To quote Norwood "You can pull a 20 foot, half ton log"

I haven't used it much, but it seems a 20 inch log would be plenty big, not necessarily the atv wouldnt be able to pull it, but it wouldn't lift off the ground very far. I like to see the log off the ground as much as possible, because a dirty log is brutal on blades and chains.


Craig


----------



## MJR (Jul 30, 2007)

Hello Wismer. You seem to have a very well stocked shop (from the pictures from your assemble of your mill). Why didn’t you make your own arch? The Norwood arch is very $$$. Don’t get me wrong, you are giving me equipment envy. Best of luck with the new toys.


----------



## The WoodButcher (Jul 30, 2007)

MJR said:


> Hello Wismer. You seem to have a very well stocked shop (from the pictures from your assemble of your mill). Why didn’t you make your own arch? The Norwood arch is very $$$. Don’t get me wrong, you are giving me equipment envy. Best of luck with the new toys.

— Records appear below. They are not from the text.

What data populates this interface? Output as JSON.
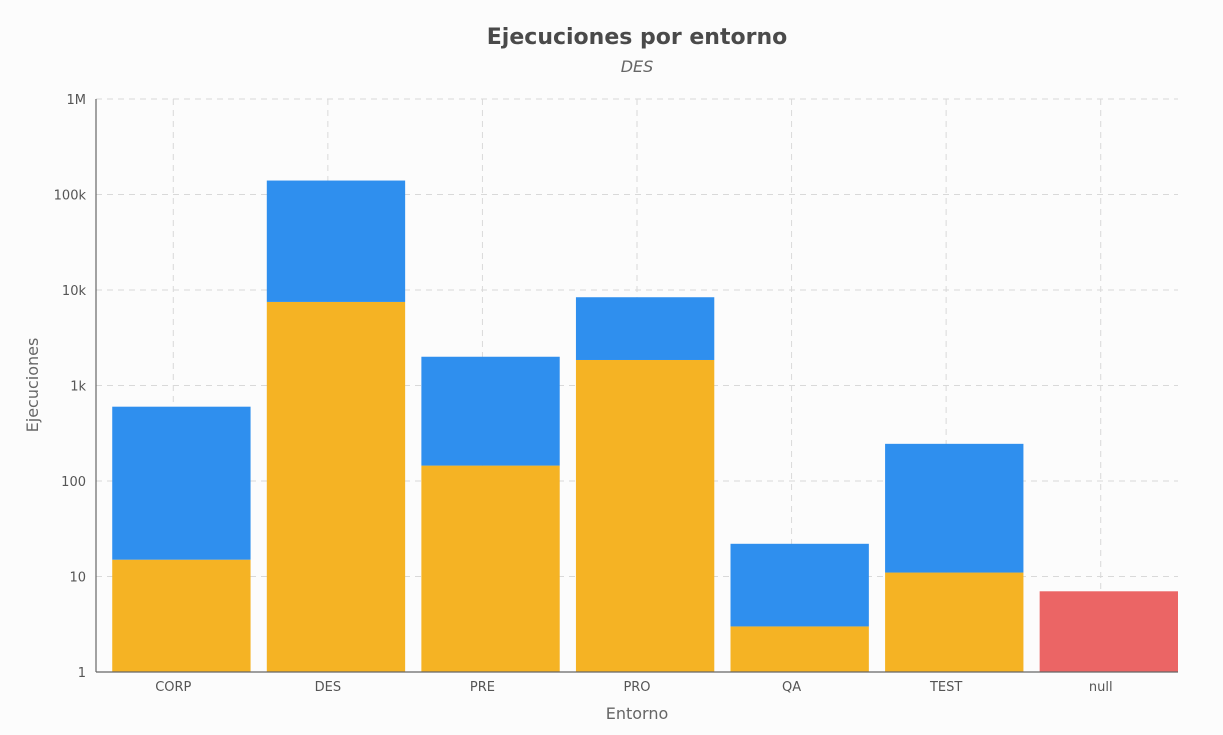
{
  "chart_data": {
    "type": "bar",
    "stacked": true,
    "title": "Ejecuciones por entorno",
    "subtitle": "DES",
    "xlabel": "Entorno",
    "ylabel": "Ejecuciones",
    "yscale": "log",
    "ylim": [
      1,
      1000000
    ],
    "yticks": [
      {
        "value": 1,
        "label": "1"
      },
      {
        "value": 10,
        "label": "10"
      },
      {
        "value": 100,
        "label": "100"
      },
      {
        "value": 1000,
        "label": "1k"
      },
      {
        "value": 10000,
        "label": "10k"
      },
      {
        "value": 100000,
        "label": "100k"
      },
      {
        "value": 1000000,
        "label": "1M"
      }
    ],
    "categories": [
      "CORP",
      "DES",
      "PRE",
      "PRO",
      "QA",
      "TEST",
      "null"
    ],
    "series": [
      {
        "color": "#f5b324",
        "values": [
          15,
          7500,
          145,
          1850,
          3,
          11,
          0
        ]
      },
      {
        "color": "#2f8fee",
        "values": [
          585,
          132500,
          1855,
          6550,
          19,
          234,
          0
        ]
      },
      {
        "color": "#eb6565",
        "values": [
          0,
          0,
          0,
          0,
          0,
          0,
          7
        ]
      }
    ],
    "grid": true,
    "legend": "none"
  }
}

*Hi All, I have the LM2000 as well. I couldn't stand the price of the Norwood arch, so I built mine and it works GREAT. *


----------



## sawyerDave (Jul 30, 2007)

*skidder arch*

That was the same arch that i used as a general pattern, when I built my logging arch, it is a good set up, just a little small for my needs. I built one out of an old sprayer axle, some big 20" rims and schoolbus tires. Ended up heating some 1-1/8 " cold rolled steel to form the lifting bar, and even that bends and flexes under the load of a 28" poplar 18' long. I also built a little dolly out of a tow dolly to carry the other end of log, so I don't pack the log full of mud!


----------



## Sawyer Rob (Jul 30, 2007)

My buddy has a Norwood arch, and i've seen him pull some really big logs with it, easily heavier than 1/2 ton! If i didn't have bigger equipment, i'd buy or build one myself... Norwood has a real nice design with there's....

Rob


----------



## aggiewoodbutchr (Jul 30, 2007)

Awesome rig Woodbutcher!


----------



## aggiewoodbutchr (Jul 30, 2007)

sawyerDave said:


> That was the same arch that i used as a general pattern, when I built my logging arch, it is a good set up, just a little small for my needs. I built one out of an old sprayer axle, some big 20" rims and schoolbus tires. Ended up heating some 1-1/8 " cold rolled steel to form the lifting bar, and even that bends and flexes under the load of a 28" poplar 18' long. I also built a little dolly out of a tow dolly to carry the other end of log, so I don't pack the log full of mud!



WHERE'S THE PICS!!!!!


----------



## Wismer (Jul 30, 2007)

I would of liked to build myself an arch, but my dad decided he want the norwood arch, so we got it. At least I'll be able to look at it, take the features I like and build a new arch but with some improvements. It seems to be pretty dyno-mite except I wish it would lift the logs higher off the ground.


Craig


----------



## Wismer (Jul 30, 2007)

Woodbutcher,

What engine do you have on your mill? I opted for the honda 13, Speed wasn't really a concern for me. Anyways, did you have any trouble with the initial start of the engine? So far I haven't been able to get her going, but I haven't had too much time to try. I have over choked it and got it to backfire so far, but not much more than that. It sounds like it wants to go, but something is missing, maybe air in the line or something?

Thanks

Craig


----------